Clinical efficacy and tolerability of linezolid in pediatric patients: a systematic review

Elena Chiappini, Camilla Conti, Luisa Galli, Maurizio de Martino
Clinical Therapeutics 2010, 32 (1): 66-88

BACKGROUND: Linezolid is marketed for the treatment of severe, vancomycin-resistant infections with gram-positive bacteria in adults. Most information regarding the pharmacokinetic profile, efficacy, and tolerability of linezolid is derived from adult studies.

OBJECTIVE: The aim of this review was to summarize evidence regarding the use of linezolid in infants and children, focusing on the drug's clinical efficacy data and tolerability profile.

METHODS: A literature search was conducted of the Cochrane Library, EMBASE, and MEDLINE databases, from their inception through July 20, 2009, using the following terms: linezolid, newborn, infant, child, pediatrics, adolescent, human, clinical trial, and case report. Articles were excluded if they were redundant or not pertinent. (Articles that did not focus on the use of linezolid in children were considered not pertinent.) Bibliographies of all relevant articles were also evaluated.

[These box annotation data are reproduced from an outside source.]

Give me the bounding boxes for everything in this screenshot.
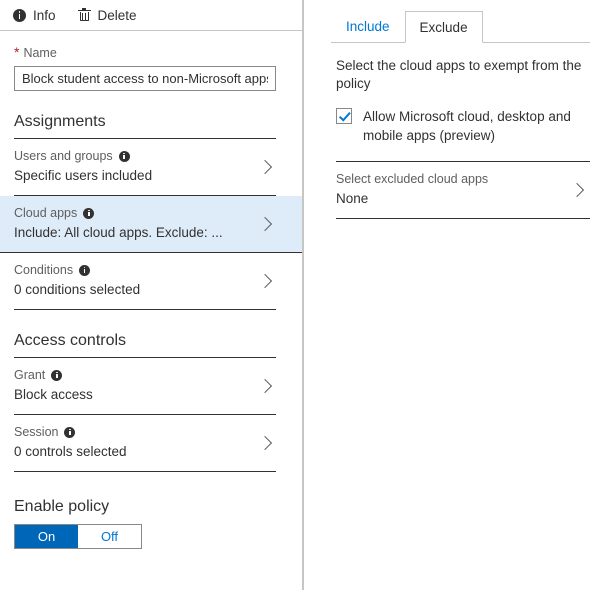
info-icon[interactable] [51, 369, 63, 381]
assignment-row-conditions[interactable]: Conditions 0 conditions selected [14, 253, 276, 310]
allow-microsoft-apps-row[interactable]: Allow Microsoft cloud, desktop and mobil… [331, 93, 590, 145]
info-icon[interactable] [83, 207, 95, 219]
row-text: Cloud apps Include: All cloud apps. Excl… [14, 205, 223, 243]
access-control-row-session[interactable]: Session 0 controls selected [14, 415, 276, 472]
row-label: Session [14, 425, 59, 439]
row-text: Session 0 controls selected [14, 424, 127, 462]
name-field-block: * Name [0, 31, 302, 91]
chevron-right-icon [257, 273, 273, 289]
delete-button-label: Delete [97, 7, 137, 23]
row-label: Users and groups [14, 149, 113, 163]
chevron-right-icon [569, 182, 585, 198]
trash-icon [77, 8, 91, 22]
chevron-right-icon [257, 435, 273, 451]
row-label-line: Conditions [14, 262, 140, 278]
row-value: 0 conditions selected [14, 282, 141, 297]
info-icon[interactable] [118, 150, 130, 162]
enable-policy-toggle[interactable]: On Off [14, 524, 142, 549]
tab-exclude[interactable]: Exclude [404, 11, 483, 43]
required-marker: * [14, 44, 20, 60]
cloud-apps-body: Include Exclude Select the cloud apps to… [304, 0, 605, 219]
policy-name-input[interactable] [14, 66, 276, 91]
row-label-line: Grant [14, 367, 93, 383]
include-exclude-tabs: Include Exclude [331, 10, 590, 43]
row-label-line: Cloud apps [14, 205, 223, 221]
info-icon [13, 8, 26, 22]
cloud-apps-pane: Include Exclude Select the cloud apps to… [304, 0, 605, 590]
row-value: Specific users included [14, 168, 153, 183]
row-text: Users and groups Specific users included [14, 148, 152, 186]
assignments-section: Assignments Users and groups Specific us… [0, 91, 302, 310]
chevron-right-icon [257, 378, 273, 394]
row-text: Grant Block access [14, 367, 93, 405]
row-label-line: Session [14, 424, 127, 440]
row-text: Select excluded cloud apps None [336, 171, 488, 209]
delete-button[interactable]: Delete [77, 0, 137, 30]
info-icon[interactable] [79, 264, 91, 276]
row-value: Include: All cloud apps. Exclude: ... [14, 225, 223, 240]
access-controls-section: Access controls Grant Block access Sessi… [0, 310, 302, 472]
toggle-option-on[interactable]: On [15, 525, 78, 548]
assignment-row-users-and-groups[interactable]: Users and groups Specific users included [14, 139, 276, 196]
excluded-apps-row-wrap: Select excluded cloud apps None [331, 161, 590, 219]
row-label: Select excluded cloud apps [336, 172, 489, 186]
policy-detail-pane: Info Delete * Name Block student access … [0, 0, 304, 590]
policy-form: * Name Assignments Users and groups Spec… [0, 31, 302, 549]
row-label: Grant [14, 368, 46, 382]
select-excluded-cloud-apps-row[interactable]: Select excluded cloud apps None [336, 161, 590, 219]
name-label-text: Name [23, 46, 57, 60]
access-control-row-grant[interactable]: Grant Block access [14, 358, 276, 415]
info-button-label: Info [33, 7, 56, 23]
info-button[interactable]: Info [13, 0, 56, 30]
policy-editor-root: Info Delete * Name Block student access … [0, 0, 605, 590]
row-text: Conditions 0 conditions selected [14, 262, 140, 300]
exclude-description: Select the cloud apps to exempt from the… [336, 58, 582, 91]
assignment-row-cloud-apps[interactable]: Cloud apps Include: All cloud apps. Excl… [0, 196, 302, 253]
chevron-right-icon [257, 159, 273, 175]
enable-policy-title: Enable policy [14, 498, 110, 515]
row-label: Conditions [14, 263, 74, 277]
enable-policy-block: Enable policy On Off [0, 472, 302, 549]
row-label: Cloud apps [14, 206, 78, 220]
name-field-label: * Name [14, 45, 276, 60]
row-value: 0 controls selected [14, 444, 127, 459]
row-label-line: Users and groups [14, 148, 152, 164]
allow-microsoft-apps-checkbox[interactable] [336, 108, 352, 124]
row-value: Block access [14, 387, 93, 402]
allow-microsoft-apps-label: Allow Microsoft cloud, desktop and mobil… [363, 109, 571, 143]
row-label-line: Select excluded cloud apps [336, 171, 488, 187]
toggle-option-off[interactable]: Off [78, 525, 141, 548]
tab-include[interactable]: Include [331, 11, 405, 42]
assignments-title: Assignments [14, 91, 276, 139]
command-bar: Info Delete [0, 0, 302, 31]
info-icon[interactable] [64, 426, 76, 438]
row-value: None [336, 191, 369, 206]
chevron-right-icon [257, 216, 273, 232]
access-controls-title: Access controls [14, 310, 276, 358]
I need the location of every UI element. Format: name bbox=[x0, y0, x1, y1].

RESULTS: Forty-seven publications regarding the use of linezolid in children were included in the review: 5 pharmacokinetic studies, 32 case reports, 6 randomized clinical trials (RCTs), 2 uncontrolled trials, 1 subanalysis of 2 published RCTs, and 1 subanalysis of published data about linezolid's tolerability. Pharmacokinetic data on linezolid use in children were derived from studies that enrolled 447 children. Plasma pharmacokinetics of linezolid in pediatric patients were found to be age dependent. Results from 6 vancomycinor cefadroxil-controlled RCTs (including 1480 children) evaluating linezolid treatment in children reported variable clinical cure rates, ranging from 75.0% to 93.2% in children with skin and skin-structure infections and from 77.5% to 90.0% in children with bacteremia or pneumonia. No significant difference in clinical cure rates between the linezolid group and the comparator group was observed in any study. The most frequently reported adverse events were diarrhea (from 3.1% to 16.8%), nausea and/or vomiting (from 2.9% to 11.9%), and thrombocytopenia (from 1.9% to 4.7%). To date, 3 cases of neuropathy have been described in children.

CONCLUSIONS: The reviewed pediatric studies in skin and skin-structure infections, bacteremia, or pneumonia found that linezolid was associated with high clinical cure rates (75.0%-93.2%) that did not differ significantly from those of vancomycin or cefadroxil. RCTs enrolling children with other types of infection (eg, osteomyelitis, endocarditis), as well as long-term studies, are needed to draw definitive conclusions about linezolid's efficacy and tolerability in pediatric patients. Careful monitoring for adverse events and possible linezolid resistance continues to be essential.